"İçtihat Metni"
İNCELENEN KARARIN
MAHKEMESİ : Ankara Bölge Adliye Mahkemesi 1. Hukuk Dairesi
SAYISI : 2023/295 E., 2023/880 K.
DAVA TARİHİ : 16.11.2018-24.12.2018
KARAR : Esastan ret
İLK DERECE MAHKEMESİ : Ankara 16. Aile Mahkemesi
SAYISI : 2022/445 E., 2022/772 K.
Taraflar arasındaki karşılıklı boşanma davasından dolayı yapılan yargılama sonunda İlk Derece Mahkemesince asıl ve karşı davanın kabulüne, tarafların boşanmalarına ve fer'îlerine karar verilmiştir.

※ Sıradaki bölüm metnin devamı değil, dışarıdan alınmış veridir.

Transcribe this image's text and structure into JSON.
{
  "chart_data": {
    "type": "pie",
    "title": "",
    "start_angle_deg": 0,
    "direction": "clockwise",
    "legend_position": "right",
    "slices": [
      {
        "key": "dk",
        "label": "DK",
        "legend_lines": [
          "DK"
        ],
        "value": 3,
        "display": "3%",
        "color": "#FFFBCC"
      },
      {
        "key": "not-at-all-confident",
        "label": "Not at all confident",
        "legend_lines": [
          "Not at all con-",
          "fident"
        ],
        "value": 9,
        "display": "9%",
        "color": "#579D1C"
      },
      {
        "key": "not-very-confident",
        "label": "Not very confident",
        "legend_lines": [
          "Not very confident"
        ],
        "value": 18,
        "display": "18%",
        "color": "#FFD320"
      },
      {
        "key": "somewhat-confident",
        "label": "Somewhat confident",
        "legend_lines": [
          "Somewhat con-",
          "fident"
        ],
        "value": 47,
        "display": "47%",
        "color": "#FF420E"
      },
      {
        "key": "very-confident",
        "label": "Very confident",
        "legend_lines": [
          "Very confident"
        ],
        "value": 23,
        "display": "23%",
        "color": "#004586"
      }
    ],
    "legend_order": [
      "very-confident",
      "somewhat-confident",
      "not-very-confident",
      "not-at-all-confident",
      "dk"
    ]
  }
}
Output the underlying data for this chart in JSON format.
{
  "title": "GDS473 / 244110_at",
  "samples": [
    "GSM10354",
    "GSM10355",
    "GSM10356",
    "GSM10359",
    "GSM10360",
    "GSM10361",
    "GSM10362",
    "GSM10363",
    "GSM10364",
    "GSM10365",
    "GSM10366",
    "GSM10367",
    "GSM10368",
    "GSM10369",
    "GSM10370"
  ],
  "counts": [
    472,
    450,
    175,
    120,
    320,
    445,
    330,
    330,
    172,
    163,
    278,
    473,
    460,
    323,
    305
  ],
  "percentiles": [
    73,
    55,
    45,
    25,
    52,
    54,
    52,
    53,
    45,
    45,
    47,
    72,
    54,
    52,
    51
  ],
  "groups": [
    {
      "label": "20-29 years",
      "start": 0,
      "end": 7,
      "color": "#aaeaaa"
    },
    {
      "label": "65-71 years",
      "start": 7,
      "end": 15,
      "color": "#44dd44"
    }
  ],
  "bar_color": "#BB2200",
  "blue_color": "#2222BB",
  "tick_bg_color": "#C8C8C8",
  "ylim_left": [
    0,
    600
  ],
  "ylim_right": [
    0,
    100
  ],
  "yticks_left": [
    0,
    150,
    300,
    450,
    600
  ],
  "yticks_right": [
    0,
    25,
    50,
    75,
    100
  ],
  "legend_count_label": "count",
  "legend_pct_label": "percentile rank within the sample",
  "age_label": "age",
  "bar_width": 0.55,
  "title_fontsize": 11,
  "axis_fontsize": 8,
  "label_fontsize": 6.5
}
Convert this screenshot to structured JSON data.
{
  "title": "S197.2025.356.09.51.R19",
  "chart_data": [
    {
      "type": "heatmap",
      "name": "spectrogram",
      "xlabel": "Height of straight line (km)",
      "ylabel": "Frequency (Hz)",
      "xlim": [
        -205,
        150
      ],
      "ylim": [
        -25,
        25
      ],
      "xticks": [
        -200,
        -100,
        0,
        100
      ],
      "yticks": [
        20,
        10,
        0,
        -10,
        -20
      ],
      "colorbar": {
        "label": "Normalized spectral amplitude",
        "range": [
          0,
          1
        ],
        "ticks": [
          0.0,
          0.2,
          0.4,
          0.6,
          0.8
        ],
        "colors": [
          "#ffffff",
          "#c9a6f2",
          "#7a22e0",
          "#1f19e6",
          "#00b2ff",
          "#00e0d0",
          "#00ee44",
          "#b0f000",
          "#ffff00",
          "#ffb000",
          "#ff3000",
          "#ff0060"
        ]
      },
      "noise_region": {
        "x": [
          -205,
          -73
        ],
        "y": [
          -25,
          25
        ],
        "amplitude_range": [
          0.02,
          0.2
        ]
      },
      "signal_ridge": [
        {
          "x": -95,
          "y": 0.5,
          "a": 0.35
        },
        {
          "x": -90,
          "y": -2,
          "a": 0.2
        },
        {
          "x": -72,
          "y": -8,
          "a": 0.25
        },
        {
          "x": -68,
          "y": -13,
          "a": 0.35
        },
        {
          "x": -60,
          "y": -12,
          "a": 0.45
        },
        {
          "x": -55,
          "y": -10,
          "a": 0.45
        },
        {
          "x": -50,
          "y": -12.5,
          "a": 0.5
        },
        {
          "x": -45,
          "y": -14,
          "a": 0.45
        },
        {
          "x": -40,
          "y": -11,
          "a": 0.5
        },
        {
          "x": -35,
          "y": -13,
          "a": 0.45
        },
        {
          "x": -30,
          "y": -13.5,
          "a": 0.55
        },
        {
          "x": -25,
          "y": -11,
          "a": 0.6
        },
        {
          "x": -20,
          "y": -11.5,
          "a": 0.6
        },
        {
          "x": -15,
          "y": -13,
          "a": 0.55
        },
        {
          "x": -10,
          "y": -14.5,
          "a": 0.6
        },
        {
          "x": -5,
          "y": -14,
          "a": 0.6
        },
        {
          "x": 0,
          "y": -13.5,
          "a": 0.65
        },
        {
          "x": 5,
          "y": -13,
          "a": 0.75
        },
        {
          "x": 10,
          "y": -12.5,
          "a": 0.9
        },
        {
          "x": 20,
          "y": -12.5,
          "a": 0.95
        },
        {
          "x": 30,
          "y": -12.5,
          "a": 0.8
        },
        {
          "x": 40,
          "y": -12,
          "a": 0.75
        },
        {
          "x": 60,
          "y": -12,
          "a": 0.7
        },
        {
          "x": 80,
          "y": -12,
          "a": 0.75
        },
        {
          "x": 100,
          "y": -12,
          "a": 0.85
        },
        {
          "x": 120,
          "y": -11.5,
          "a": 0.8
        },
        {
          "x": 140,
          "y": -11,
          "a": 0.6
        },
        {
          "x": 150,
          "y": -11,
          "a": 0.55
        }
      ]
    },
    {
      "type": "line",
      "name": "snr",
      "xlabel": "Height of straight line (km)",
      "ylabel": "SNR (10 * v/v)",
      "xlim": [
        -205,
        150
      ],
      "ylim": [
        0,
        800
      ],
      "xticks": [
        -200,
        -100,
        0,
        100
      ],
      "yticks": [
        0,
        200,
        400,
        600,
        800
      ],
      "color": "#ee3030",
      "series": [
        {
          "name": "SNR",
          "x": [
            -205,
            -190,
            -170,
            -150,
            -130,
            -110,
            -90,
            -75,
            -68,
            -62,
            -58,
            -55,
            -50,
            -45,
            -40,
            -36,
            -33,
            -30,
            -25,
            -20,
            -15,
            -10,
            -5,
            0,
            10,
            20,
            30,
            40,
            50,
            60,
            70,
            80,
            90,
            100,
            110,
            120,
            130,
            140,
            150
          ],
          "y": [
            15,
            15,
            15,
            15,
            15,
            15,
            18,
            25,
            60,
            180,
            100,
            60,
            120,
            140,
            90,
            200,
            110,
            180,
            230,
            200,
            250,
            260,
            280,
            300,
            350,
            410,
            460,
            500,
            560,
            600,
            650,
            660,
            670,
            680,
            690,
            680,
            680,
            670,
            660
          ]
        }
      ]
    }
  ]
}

Kararın taraf vekillerince istinaf edilmesi üzerine, Bölge Adliye Mahkemesince, tarafların istinaf talebinin ayrı ayrı kabulüne, İlk Derece Mahkemesince verilen kararının kaldırılmasına, dosyanın İlk Derece Mahkemesine gönderilmesine karar verilmiştir.
Gönderme kararı sonrasında yapılan yargılama sonunda İlk Derece Mahkemesince boşanma hükmü istinaf edilmeyerek kesinleştiğinden bu hususta karar verilmesine yer olmadığına ve boşanmanın fer'ilerine karar verilmiştir.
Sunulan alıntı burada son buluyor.